2.  Strong experience and a good track record.

Sid Harle has been a judge on the 226th bench for 27 years and ruled on cases from time in prison to the death penalty. That says he has a long track record and broad, extensive experience. But it does not tell us he’s been a good judge. The people impacted, however, saying they got a fair trial does say he’s been a good judge. Tough but fair. Sid Harle confines his rulings to the facts of the case, to the limits of the law.

Experience matters. Equal justice for all matters. Our deepest insight into how good a judge Sid Harle is comes from his track record—ruling on facts and the law—and in his answer to a simple question:

Why are you running for Texas Court of Criminal Appeals, Place 5?


To protect the citizens.



3.  Deep respect for the law and citizens.


As citizens, we know the dangers of judges who legislate from the bench. Who rule based not on law but on their own beliefs and opinions. We know that those things result in justice for some, not all.

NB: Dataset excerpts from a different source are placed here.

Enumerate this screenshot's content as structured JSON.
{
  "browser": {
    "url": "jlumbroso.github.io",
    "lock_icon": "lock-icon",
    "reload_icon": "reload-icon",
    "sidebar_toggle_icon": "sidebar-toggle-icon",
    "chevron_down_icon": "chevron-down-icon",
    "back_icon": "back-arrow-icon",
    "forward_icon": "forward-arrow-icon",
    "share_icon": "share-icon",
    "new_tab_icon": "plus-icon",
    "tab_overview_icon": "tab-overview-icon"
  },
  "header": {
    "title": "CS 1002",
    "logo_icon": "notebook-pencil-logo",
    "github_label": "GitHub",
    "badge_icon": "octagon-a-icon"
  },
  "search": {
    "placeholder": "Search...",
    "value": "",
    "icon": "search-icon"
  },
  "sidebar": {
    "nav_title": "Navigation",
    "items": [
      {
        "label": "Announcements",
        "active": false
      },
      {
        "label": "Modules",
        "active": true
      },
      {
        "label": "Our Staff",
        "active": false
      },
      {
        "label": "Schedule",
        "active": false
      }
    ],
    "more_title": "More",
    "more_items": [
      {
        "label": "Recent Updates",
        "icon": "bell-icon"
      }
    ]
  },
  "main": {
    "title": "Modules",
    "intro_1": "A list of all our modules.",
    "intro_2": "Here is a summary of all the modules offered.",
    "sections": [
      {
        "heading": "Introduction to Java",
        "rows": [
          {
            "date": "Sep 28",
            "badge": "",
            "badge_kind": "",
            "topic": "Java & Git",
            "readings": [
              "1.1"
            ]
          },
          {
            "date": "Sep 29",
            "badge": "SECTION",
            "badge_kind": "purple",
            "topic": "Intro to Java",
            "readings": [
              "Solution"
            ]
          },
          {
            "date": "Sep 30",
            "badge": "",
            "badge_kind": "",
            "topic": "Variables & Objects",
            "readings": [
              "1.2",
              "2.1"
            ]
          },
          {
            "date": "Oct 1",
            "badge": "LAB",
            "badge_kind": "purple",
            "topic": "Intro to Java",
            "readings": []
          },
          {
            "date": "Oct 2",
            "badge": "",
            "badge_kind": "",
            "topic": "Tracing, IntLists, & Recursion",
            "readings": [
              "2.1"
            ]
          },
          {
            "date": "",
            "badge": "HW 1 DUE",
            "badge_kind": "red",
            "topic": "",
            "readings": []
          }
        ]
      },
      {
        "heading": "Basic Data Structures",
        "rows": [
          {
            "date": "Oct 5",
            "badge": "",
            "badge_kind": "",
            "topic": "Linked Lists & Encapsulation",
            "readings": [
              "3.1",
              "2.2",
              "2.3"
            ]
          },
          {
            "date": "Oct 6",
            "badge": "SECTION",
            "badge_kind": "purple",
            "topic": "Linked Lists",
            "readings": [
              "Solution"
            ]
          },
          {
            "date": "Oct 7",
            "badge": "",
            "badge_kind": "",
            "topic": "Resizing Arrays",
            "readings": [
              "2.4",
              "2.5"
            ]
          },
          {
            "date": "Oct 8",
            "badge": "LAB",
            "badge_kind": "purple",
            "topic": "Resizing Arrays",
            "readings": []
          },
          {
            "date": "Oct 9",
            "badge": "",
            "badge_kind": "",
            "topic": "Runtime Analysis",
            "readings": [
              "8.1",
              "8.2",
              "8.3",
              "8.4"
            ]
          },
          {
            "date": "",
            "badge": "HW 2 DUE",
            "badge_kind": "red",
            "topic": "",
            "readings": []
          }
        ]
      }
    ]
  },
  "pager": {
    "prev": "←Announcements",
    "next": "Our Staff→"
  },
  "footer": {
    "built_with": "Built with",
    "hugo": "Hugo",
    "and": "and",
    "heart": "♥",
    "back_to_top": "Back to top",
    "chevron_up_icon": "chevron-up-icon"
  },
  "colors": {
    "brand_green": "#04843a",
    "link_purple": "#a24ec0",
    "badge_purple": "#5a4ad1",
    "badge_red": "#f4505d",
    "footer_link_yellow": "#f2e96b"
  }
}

By Judge Sid’s actions and deeds (stepping down off that bench to look an innocent man wronged eye-to-eye; people he’s judged saying he’d been fair) and in his telling answer on why he’s running for Texas Court of Criminal Appeals, Place 5 (to protect citizens), we don’t have to guess. We know Judge Sid Harle has a deep respect for the law and for citizens.

He’s Asking for Our Votes


In examining the facts, we discover that Sid Harle:

  • Has been a judge for 27 years.

  • Is experienced and best qualified for the highest court for criminal cases.

  • Is tough but fair.

  • Limits his rulings to the law.

  • Offers equal justice for all.

  • Respects the Law.

  • Respects Citizens.




1.  Do your research. 

A. Check out the candidates at Vote Smart Texas. http://votesmarttexas.com/.

  • Test the candidates’ morals and values.

  • Test their experience and track record.

  • Test their respect for the law. What kind of judge they’ve been.

  • See how they stack up against Judge Sid Harle for the Texas Court of Criminal Appeals, Place 5.

2.  Mark your calendar.

Feb 16Early Voting Begins.

Mar 1:   Election Day.


3.  Vote. 

Informed and armed with facts, cast your ballot.

Do these three things and you’ll know you not only want justice, you’ve done your part to get justice. For yourself and for others.